The leading lot in the contemporary photography section is Rineke Dijkstra’s large-format portrait of a Portuguese matador, “Villa Franca di Xira, Portugal, May 8” (€ 30,000/40,000). Further highlights are Bernd and Hilla Becher’s “Getreidesilo, Canton, Ohio, USA” (€ 15,000/20,000), Robert Mapplethorpe’s “Melody (Shoe)” (€ 12,000/16,000) and “Lisa Lyon” (€ 10,000/15,000) as well as works by Philipp-Lorca diCorcia, Ruud van Empel, Elger Esser, Nan Goldin, Loretta Lux, Sebastiao Salgado, Hiroshi Sugimoto, Michael Wesely, and others.
Berlin, February 2, 2015: Exhibition Imi Knoebel. Line Paintings 1966 – 1968 Grisebach is expanding!
It is with great enthusiasm that we announce the first exhibition in our new galleries at Fasanenstrasse 27 dedicated to Imi Knoebel’s early work: the Line Paintings, created between 1966 and 1968.
In 1964 Imi Knoebel, born Wolf Knoebel in 1940 in Dessau, joined the Kunstakademie in Duesseldorf to study under Joseph Beuys. A year later he and Imi Giese moved into the legendary room 19. Knoebel painted the minimalistic Line Paintings provocatively opposing Beuys’s concept of art.

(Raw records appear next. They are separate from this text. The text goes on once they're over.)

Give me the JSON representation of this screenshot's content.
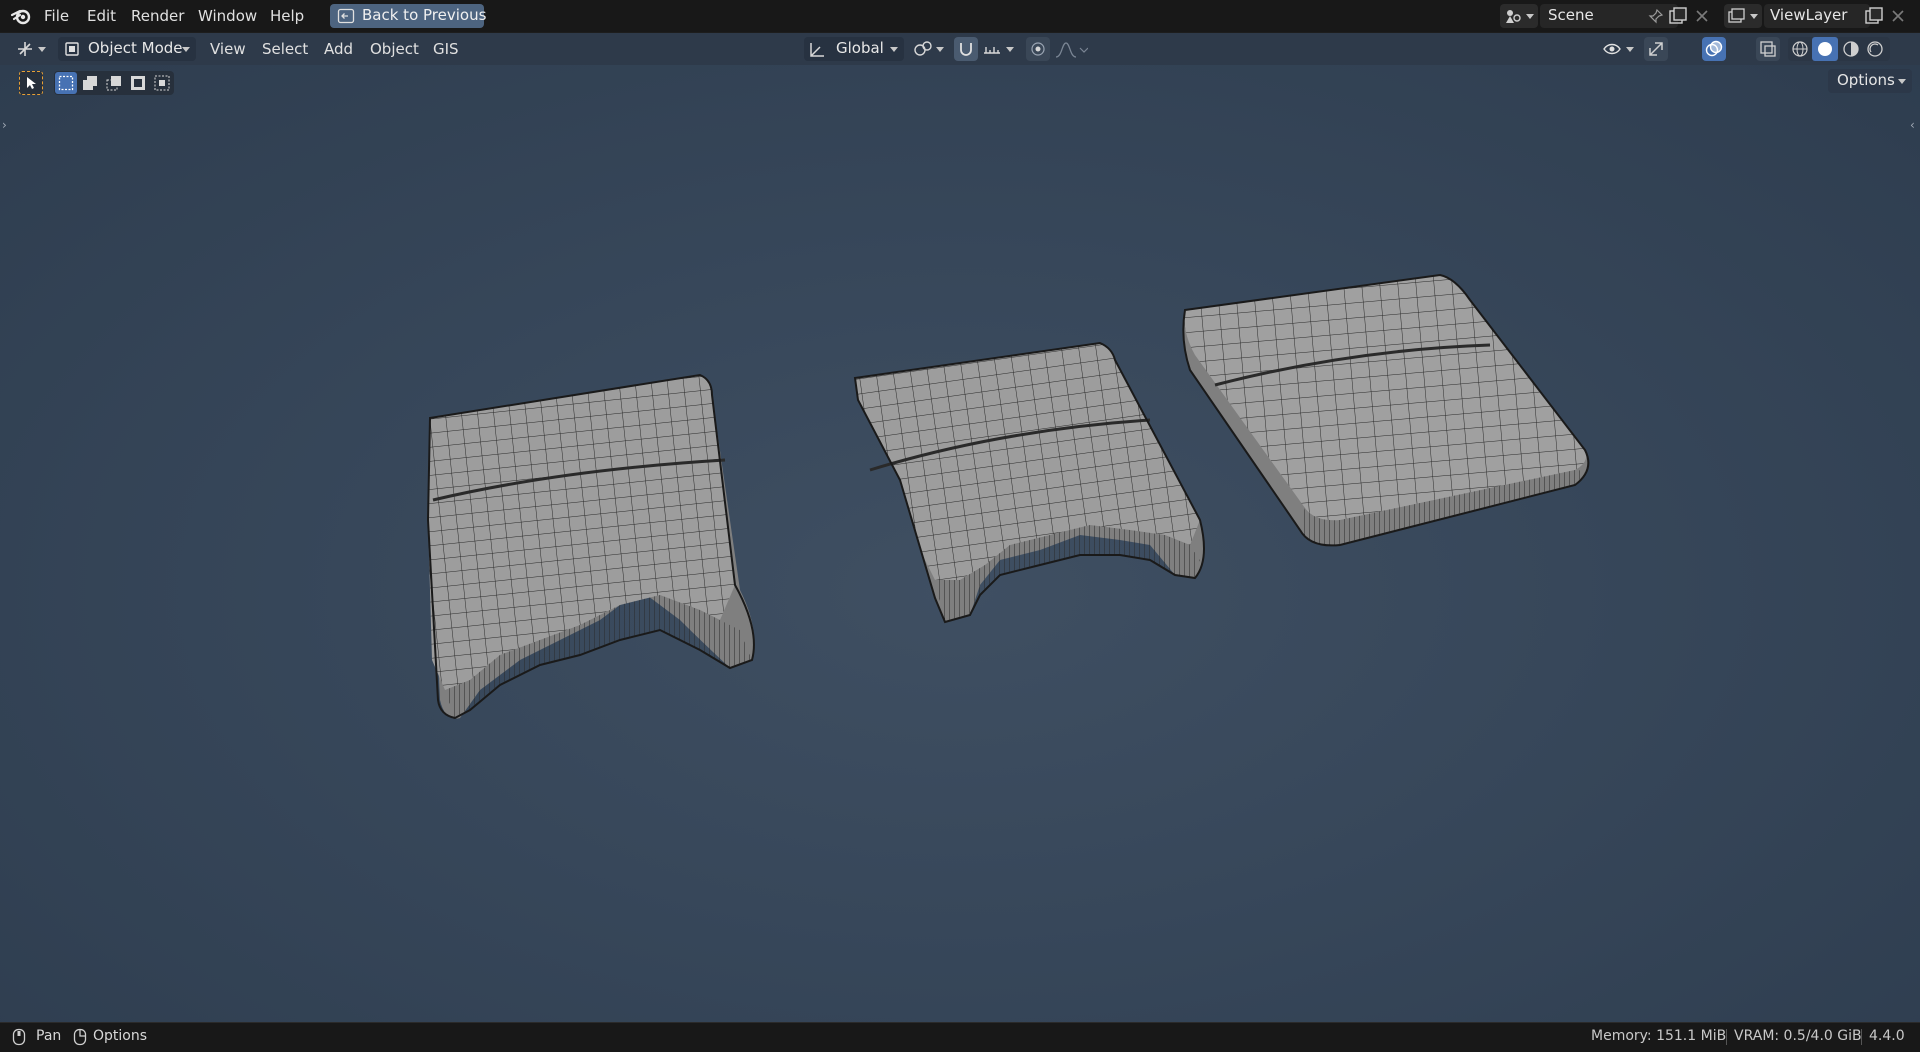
{
  "topbar": {
    "menus": [
      "File",
      "Edit",
      "Render",
      "Window",
      "Help"
    ],
    "back_button": "Back to Previous",
    "scene_name": "Scene",
    "view_layer": "ViewLayer"
  },
  "header": {
    "mode": "Object Mode",
    "menus": [
      "View",
      "Select",
      "Add",
      "Object",
      "GIS"
    ],
    "orientation": "Global",
    "options_label": "Options"
  },
  "status": {
    "pan_label": "Pan",
    "options_label": "Options",
    "memory": "Memory: 151.1 MiB",
    "vram": "VRAM: 0.5/4.0 GiB",
    "version": "4.4.0"
  },
  "icons": [
    "blender-logo-icon",
    "back-icon",
    "scene-icon",
    "pin-icon",
    "new-scene-icon",
    "delete-icon",
    "view-layer-icon",
    "editor-type-icon",
    "object-mode-icon",
    "transform-orientation-icon",
    "pivot-icon",
    "snap-icon",
    "proportional-edit-icon",
    "visibility-icon",
    "gizmo-icon",
    "overlay-icon",
    "xray-icon",
    "wireframe-shading-icon",
    "solid-shading-icon",
    "material-shading-icon",
    "rendered-shading-icon",
    "select-box-icon",
    "mouse-left-icon",
    "mouse-right-icon"
  ],
  "colors": {
    "accent": "#4772b3",
    "viewport_bg": "#3b4a5d",
    "header_bg": "#2e3a4a",
    "mesh_fill": "#9c9c9c"
  }
}
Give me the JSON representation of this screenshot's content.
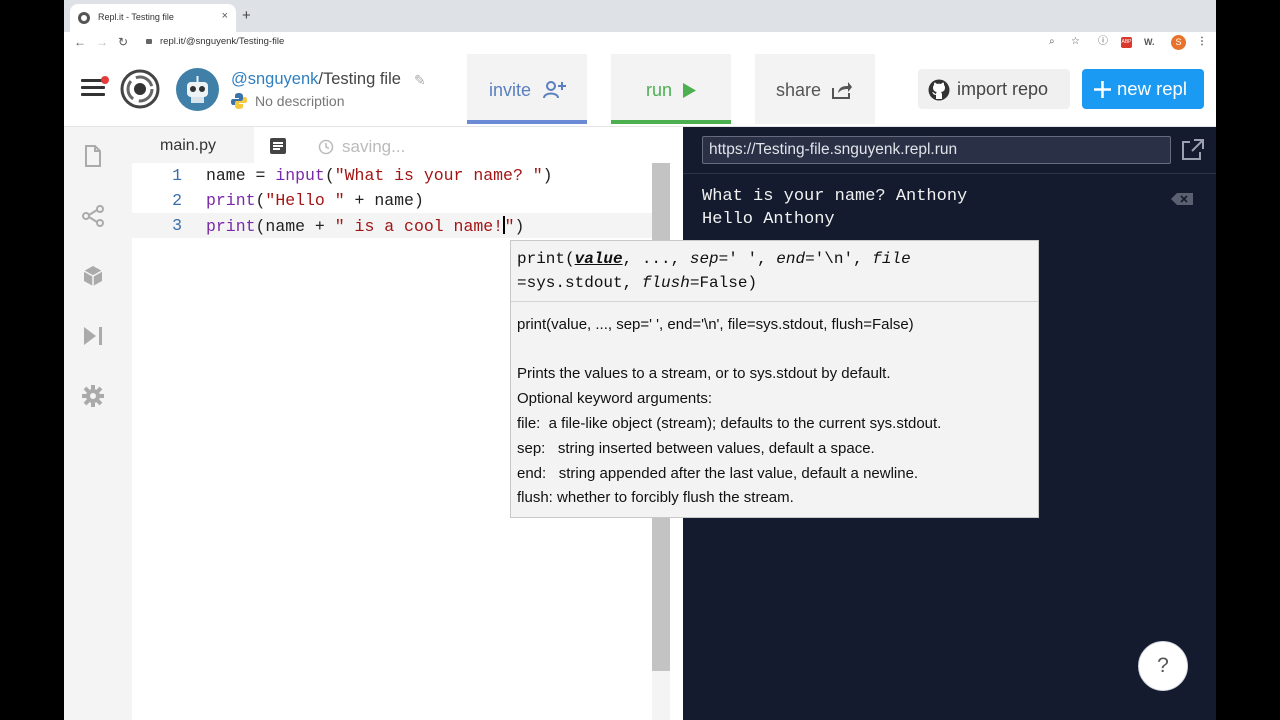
{
  "browser": {
    "tab_title": "Repl.it - Testing file",
    "tab_close": "×",
    "new_tab": "+",
    "back": "←",
    "forward": "→",
    "reload": "↻",
    "url": "repl.it/@snguyenk/Testing-file",
    "profile_initial": "S",
    "ext_abp": "ABP",
    "ext_w": "W."
  },
  "header": {
    "owner": "@snguyenk",
    "repl_name": "Testing file",
    "description": "No description",
    "invite_label": "invite",
    "run_label": "run",
    "share_label": "share",
    "import_label": "import repo",
    "new_repl_label": "new repl"
  },
  "editor": {
    "file_tab": "main.py",
    "status": "saving...",
    "lines": [
      {
        "num": "1",
        "code": "name = input(\"What is your name? \")"
      },
      {
        "num": "2",
        "code": "print(\"Hello \" + name)"
      },
      {
        "num": "3",
        "code": "print(name + \" is a cool name!\")"
      }
    ]
  },
  "tooltip": {
    "signature": "print(value, ..., sep=' ', end='\\n', file=sys.stdout, flush=False)",
    "doc": [
      "print(value, ..., sep=' ', end='\\n', file=sys.stdout, flush=False)",
      "",
      "Prints the values to a stream, or to sys.stdout by default.",
      "Optional keyword arguments:",
      "file:  a file-like object (stream); defaults to the current sys.stdout.",
      "sep:   string inserted between values, default a space.",
      "end:   string appended after the last value, default a newline.",
      "flush: whether to forcibly flush the stream."
    ]
  },
  "console": {
    "url": "https://Testing-file.snguyenk.repl.run",
    "output": [
      "What is your name? Anthony",
      "Hello Anthony"
    ],
    "help_label": "?"
  },
  "colors": {
    "accent_blue": "#1a9af3",
    "run_green": "#4caf50",
    "invite_blue": "#6b8ad6",
    "console_bg": "#141b2e"
  }
}
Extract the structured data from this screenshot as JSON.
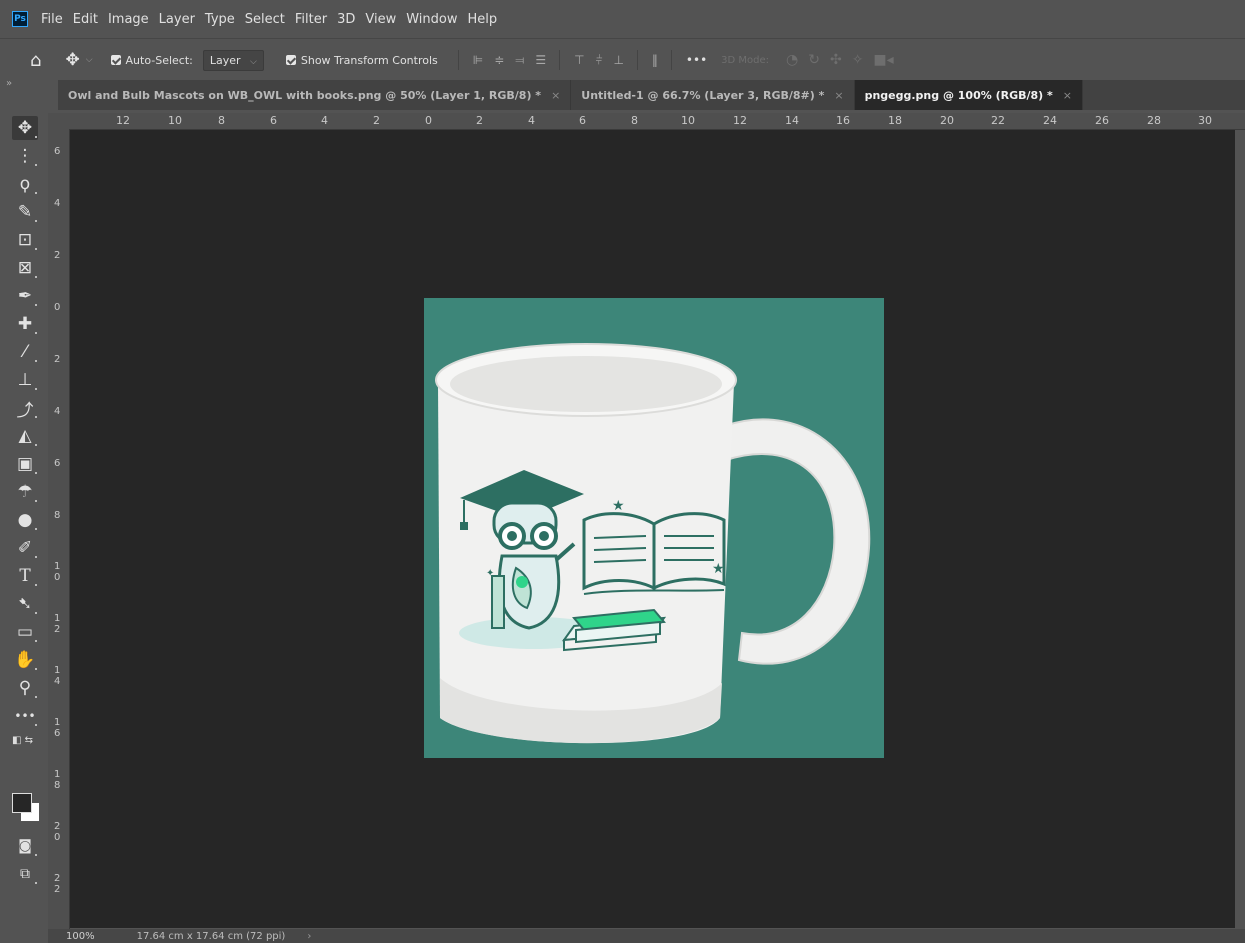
{
  "app": {
    "logo": "Ps",
    "menu": [
      "File",
      "Edit",
      "Image",
      "Layer",
      "Type",
      "Select",
      "Filter",
      "3D",
      "View",
      "Window",
      "Help"
    ]
  },
  "options": {
    "auto_select_label": "Auto-Select:",
    "auto_select_target": "Layer",
    "show_transform_label": "Show Transform Controls",
    "more_label": "•••",
    "mode_3d_label": "3D Mode:"
  },
  "tabs": [
    {
      "label": "Owl and Bulb Mascots on WB_OWL with books.png @ 50% (Layer 1, RGB/8) *",
      "active": false
    },
    {
      "label": "Untitled-1 @ 66.7% (Layer 3, RGB/8#) *",
      "active": false
    },
    {
      "label": "pngegg.png @ 100% (RGB/8) *",
      "active": true
    }
  ],
  "tab_close": "×",
  "ruler": {
    "top": [
      "12",
      "10",
      "8",
      "6",
      "4",
      "2",
      "0",
      "2",
      "4",
      "6",
      "8",
      "10",
      "12",
      "14",
      "16",
      "18",
      "20",
      "22",
      "24",
      "26",
      "28",
      "30"
    ],
    "left": [
      "6",
      "4",
      "2",
      "0",
      "2",
      "4",
      "6",
      "8",
      "10",
      "12",
      "14",
      "16",
      "18",
      "20",
      "22"
    ]
  },
  "status": {
    "zoom": "100%",
    "doc_size": "17.64 cm x 17.64 cm (72 ppi)",
    "arrow": "›"
  },
  "tools": [
    "move-tool-icon",
    "artboard-tool-icon",
    "lasso-tool-icon",
    "quick-selection-tool-icon",
    "crop-tool-icon",
    "frame-tool-icon",
    "eyedropper-tool-icon",
    "healing-brush-tool-icon",
    "brush-tool-icon",
    "clone-stamp-tool-icon",
    "history-brush-tool-icon",
    "eraser-tool-icon",
    "gradient-tool-icon",
    "blur-tool-icon",
    "dodge-tool-icon",
    "pen-tool-icon",
    "type-tool-icon",
    "path-selection-tool-icon",
    "rectangle-tool-icon",
    "hand-tool-icon",
    "zoom-tool-icon",
    "more-tools-icon"
  ],
  "colors": {
    "doc_background": "#3d8679",
    "mug": "#f1f1f0",
    "ink": "#2d6f62",
    "accent_green": "#2fd48a"
  }
}
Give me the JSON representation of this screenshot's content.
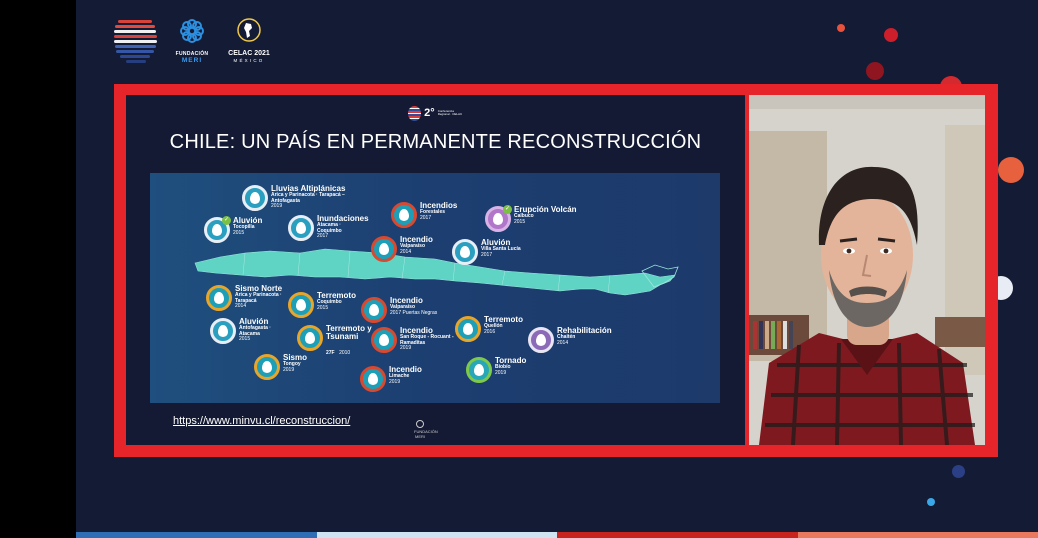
{
  "header": {
    "meri_logo": {
      "line1": "FUNDACIÓN",
      "line2": "MERI"
    },
    "celac_logo": {
      "line1": "CELAC 2021",
      "line2": "MÉXICO"
    }
  },
  "slide": {
    "conference_badge": {
      "number": "2°",
      "text": "Conferencia Regional · CELAC"
    },
    "title": "CHILE: UN PAÍS EN PERMANENTE RECONSTRUCCIÓN",
    "url": "https://www.minvu.cl/reconstruccion/",
    "footer_logo_text": "FUNDACIÓN MERI",
    "events": [
      {
        "name": "Lluvias Altiplánicas",
        "place": "Arica y Parinacota · Tarapacá – Antofagasta",
        "year": "2019",
        "icon": "rain-icon",
        "ring": "white"
      },
      {
        "name": "Aluvión",
        "place": "Tocopilla",
        "year": "2015",
        "icon": "landslide-icon",
        "ring": "white",
        "check": true
      },
      {
        "name": "Inundaciones",
        "place": "Atacama · Coquimbo",
        "year": "2017",
        "icon": "flood-icon",
        "ring": "white"
      },
      {
        "name": "Incendios",
        "place": "Forestales",
        "year": "2017",
        "icon": "fire-icon",
        "ring": "red"
      },
      {
        "name": "Incendio",
        "place": "Valparaíso",
        "year": "2014",
        "icon": "fire-icon",
        "ring": "red"
      },
      {
        "name": "Erupción Volcán",
        "place": "Calbuco",
        "year": "2015",
        "icon": "volcano-icon",
        "ring": "purple",
        "check": true
      },
      {
        "name": "Aluvión",
        "place": "Villa Santa Lucía",
        "year": "2017",
        "icon": "landslide-icon",
        "ring": "white"
      },
      {
        "name": "Sismo Norte",
        "place": "Arica y Parinacota · Tarapacá",
        "year": "2014",
        "icon": "earthquake-icon",
        "ring": "orange"
      },
      {
        "name": "Terremoto",
        "place": "Coquimbo",
        "year": "2015",
        "icon": "earthquake-icon",
        "ring": "orange"
      },
      {
        "name": "Incendio",
        "place": "Valparaíso",
        "year": "2017 Puertas Negras",
        "icon": "fire-icon",
        "ring": "red"
      },
      {
        "name": "Aluvión",
        "place": "Antofagasta · Atacama",
        "year": "2015",
        "icon": "landslide-icon",
        "ring": "white"
      },
      {
        "name": "Terremoto y Tsunami",
        "place": "27F",
        "year": "2010",
        "icon": "tsunami-icon",
        "ring": "orange"
      },
      {
        "name": "Incendio",
        "place": "San Roque - Rocuant - Ramaditas",
        "year": "2019",
        "icon": "fire-icon",
        "ring": "red"
      },
      {
        "name": "Terremoto",
        "place": "Quellón",
        "year": "2016",
        "icon": "earthquake-icon",
        "ring": "orange"
      },
      {
        "name": "Rehabilitación",
        "place": "Chaitén",
        "year": "2014",
        "icon": "volcano-icon",
        "ring": "purple2"
      },
      {
        "name": "Sismo",
        "place": "Tongoy",
        "year": "2019",
        "icon": "earthquake-icon",
        "ring": "orange"
      },
      {
        "name": "Incendio",
        "place": "Limache",
        "year": "2019",
        "icon": "fire-icon",
        "ring": "red"
      },
      {
        "name": "Tornado",
        "place": "Biobío",
        "year": "2019",
        "icon": "tornado-icon",
        "ring": "green"
      }
    ]
  },
  "colors": {
    "frame": "#e5252a",
    "background": "#141b34",
    "map_land": "#5fd3c4",
    "bottom_bar": [
      "#2f6db5",
      "#cfe3f1",
      "#c8241e",
      "#e8795f"
    ]
  }
}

Inspired by Malevich’s Black Square and American Minimalism, Knoebel chose the rectangle as his working format and reduced painting to its basics: line, area and the fundamental contrast between black and white. Referring to his Line Paintings, the artist described his approach as “searching for the origin,” with nothing but “the certainty of the pure square at a right angle”.
The Line Paintings’ perfection precedes the immaculacy of Knoebel’s later works in which he continues to explore painting as a relationship of space, picture support and color. The Line Paintings rank certainly among the most radical works Knoebel has created to date. Their significance for the artistic practice of following generations of artists is undeniable.
Grisebach is pleased to present six Line Paintings in this selling exhibition. They mark the first high point in Imi Knoebel’s career and will be shown in Berlin for the first time.
The exhibition will travel to our galleries in Duesseldorf, where it will be on view from April 10 until May 15.